Most of the public are unaware that the government is being challenged in the courts on this matter. As such, I suspect the Labour government is moving in haste to pass this legislation to avoid a court ruling that may go against it. If the court finds against the government, my understanding is the government will be forced to consider the ruling. If they pass the legislation before a decision is made, then they can in effect ignore the court ruling.

Bruce Cotterill in the Weekend Herald believes the government will move quickly on the third and final reading of the legislation without any further changes (but they have after his piece in the Weekend Herald was published – inserting the Entrenchment clause). Consequently, those politicians and the vast majority of those opposed (A Curra poll put the number opposed to Three (now, Five) Waters at 60%) to Three Waters, will feel deflated and defeated.

However, “By the time next year’s election campaign is run, The Three Waters final reading will have been completed and the most extraordinary and controversial series of changes will have become law. The assets will be operated by undemocratic Government appointed boards, and the councils that paid for them will be left out of pocket, and we, the people, will be one step closer to losing our collective democratic voice. Despite overwhelming opposition, Three Waters will be law” (Bruce Cotterill, NZ Herald, 19/10/2022).

If National and ACT (and heaven forbid, NZ First), can form a government at the next election, this duplicitous piece of legislation needs to be repealed. It might be messy and disruptive, but it must happen. As Bruce Cotterill so bluntly put it, “That’s why we have elections. When governments become this corrupt, they and the laws they create must go.”

Footnote: After writing this article, the nation was belatedly informed of the Green/Labour entrenchment clause that was added into this bill at the last minute, without discussion or going through a select committee. This clause, requiring a 60% vote to overturn the part on privatisation is not only an affront to democracy, but a potential breach on the conventions of constitutional law. It has rightly caused a firestorm amongst constitutional lawyers and even mainstream media is asking what is going on here.
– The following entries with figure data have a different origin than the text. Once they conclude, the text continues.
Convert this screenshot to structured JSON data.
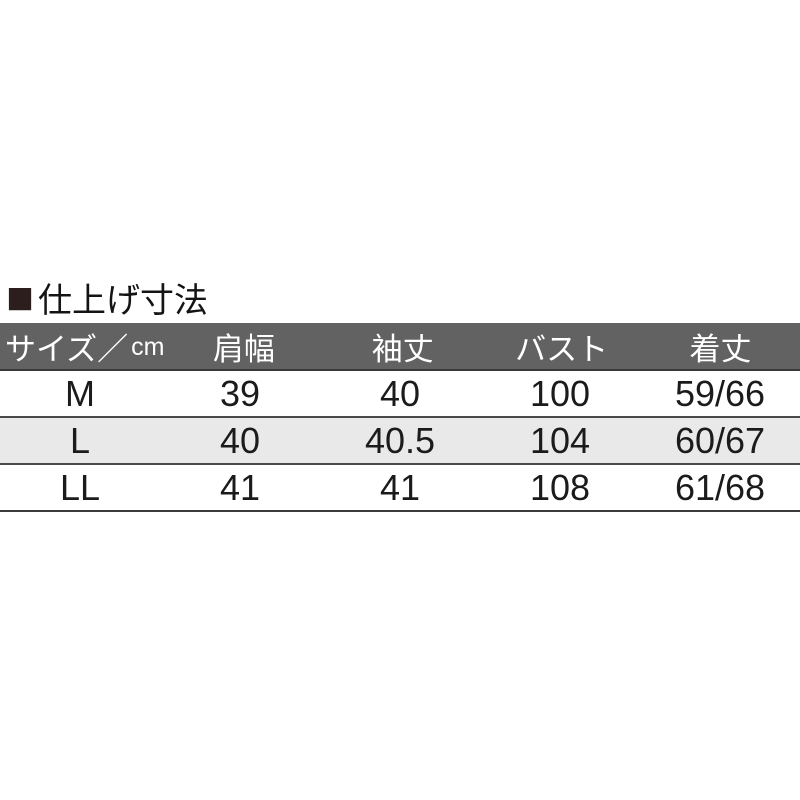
{
  "title": {
    "marker": "■",
    "text": "仕上げ寸法"
  },
  "size_table": {
    "header": {
      "size_label": "サイズ／",
      "size_unit": "cm",
      "columns": [
        "肩幅",
        "袖丈",
        "バスト",
        "着丈"
      ]
    },
    "rows": [
      {
        "size": "M",
        "values": [
          "39",
          "40",
          "100",
          "59/66"
        ]
      },
      {
        "size": "L",
        "values": [
          "40",
          "40.5",
          "104",
          "60/67"
        ]
      },
      {
        "size": "LL",
        "values": [
          "41",
          "41",
          "108",
          "61/68"
        ]
      }
    ]
  },
  "colors": {
    "header_bg": "#626262",
    "header_text": "#ffffff",
    "row_bg": "#ffffff",
    "row_alt_bg": "#e9e9e9",
    "rule": "#4a4a4a",
    "outer_rule": "#3c3c3c",
    "title_marker": "#2c1e1d",
    "body_text": "#1b1b1b"
  },
  "chart_data": {
    "type": "table",
    "title": "仕上げ寸法",
    "columns": [
      "サイズ／cm",
      "肩幅",
      "袖丈",
      "バスト",
      "着丈"
    ],
    "rows": [
      [
        "M",
        "39",
        "40",
        "100",
        "59/66"
      ],
      [
        "L",
        "40",
        "40.5",
        "104",
        "60/67"
      ],
      [
        "LL",
        "41",
        "41",
        "108",
        "61/68"
      ]
    ],
    "layout": "header row dark gray with white text; zebra stripe on L row; all measurements in cm"
  }
}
There are many more questions to be asked: Is this a desperate act by a failing government to force legislation on a new government? Or is this an opening salvo to misuse constitutional law? Or, as the ACT party are questioning, does this clause have wider implications? Who is running this government now, the Prime Minister or the Māori caucus led by Nanaia Mahuta? because the Prime Minister seemed unaware of this clause. The Prime Minister seemed to be unconvincing when asked if she would remove the entrenchment clause.

Yes, there is more to come out here. But more of that later.